Following heavy rains and severe flooding in August-September 2011 in Sindh, Pakistan, entire villages were submerged and many water points were damaged or destroyed. Access to clean drinking water was greatly affected while stagnant flood water, standing for months, contributed to a dangerous sanitation situation.
With support from the Office of U.S. Foreign Disaster Assistance (OFDA), International Medical Corps is implementing a water, sanitation and hygiene project in Sindh province to address the needs of flood-affected communities.

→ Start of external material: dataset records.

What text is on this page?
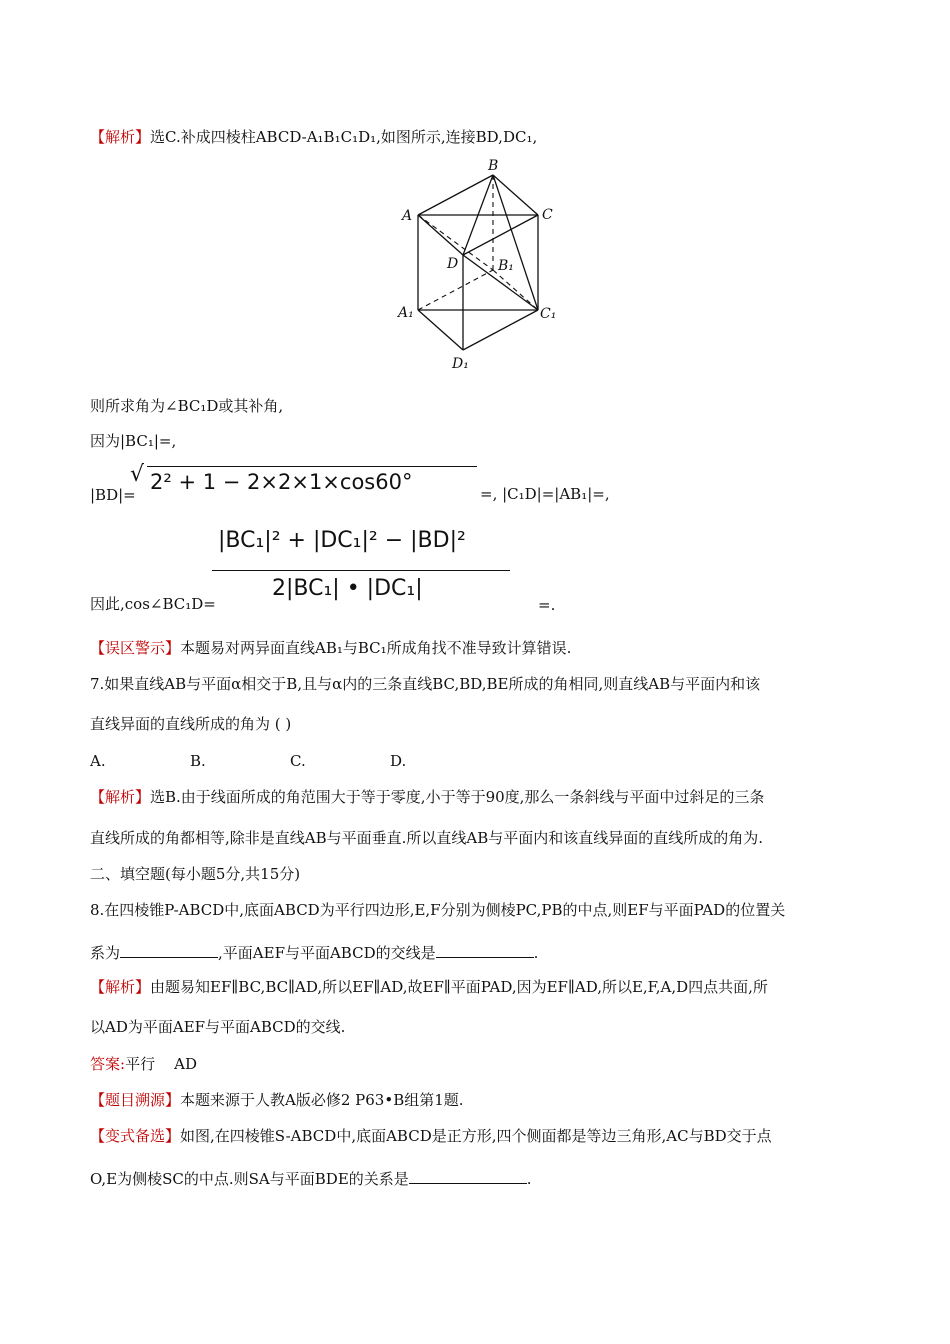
【解析】选C.补成四棱柱ABCD-A₁B₁C₁D₁,如图所示,连接BD,DC₁,
B
A	C
D	B₁
A₁	C₁
D₁
则所求角为∠BC₁D或其补角,
因为|BC₁|=,
|BD|=
√ 2² + 1 − 2×2×1×cos60°	=, |C₁D|=|AB₁|=,
|BC₁|² + |DC₁|² − |BD|²
2|BC₁| • |DC₁|
因此,cos∠BC₁D=	=.
【误区警示】本题易对两异面直线AB₁与BC₁所成角找不准导致计算错误.
7.如果直线AB与平面α相交于B,且与α内的三条直线BC,BD,BE所成的角相同,则直线AB与平面内和该
直线异面的直线所成的角为 ( )
A.	B.	C.	D.
【解析】选B.由于线面所成的角范围大于等于零度,小于等于90度,那么一条斜线与平面中过斜足的三条
直线所成的角都相等,除非是直线AB与平面垂直.所以直线AB与平面内和该直线异面的直线所成的角为.
二、填空题(每小题5分,共15分)
8.在四棱锥P-ABCD中,底面ABCD为平行四边形,E,F分别为侧棱PC,PB的中点,则EF与平面PAD的位置关
系为	,平面AEF与平面ABCD的交线是	.
【解析】由题易知EF∥BC,BC∥AD,所以EF∥AD,故EF∥平面PAD,因为EF∥AD,所以E,F,A,D四点共面,所
以AD为平面AEF与平面ABCD的交线.
答案:平行    AD
【题目溯源】本题来源于人教A版必修2 P63•B组第1题.
【变式备选】如图,在四棱锥S-ABCD中,底面ABCD是正方形,四个侧面都是等边三角形,AC与BD交于点
O,E为侧棱SC的中点.则SA与平面BDE的关系是	.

We are rehabilitating hand pumps destroyed by floodwaters, constructing emergency pit latrines, providing hygiene education and distributing hygiene kits and jerry cans to hold clean drinking water.
Our engineers on the ground and field staff regularly monitor the work and identify locations for installation of hand pumps and latrines. Our teams collaborate with beneficiaries during latrine site identification to ensure that there will be no problem for community members, especially women, in accessing and using latrines. As there were few other options available, open defecation was common practice after the floods contributing to the spread of waterborne disease. For local women, this created additional burdens when dealing with privacy and modesty issues.
“Now that International Medical Corps has installed latrines in our village we have privacy and security,” said Ms. Nabila, a community-member in Umerkot District.
Other female beneficiaries from the area added, “Now we have better facility at our door step. We do not have to bear shame or dishonor anymore.”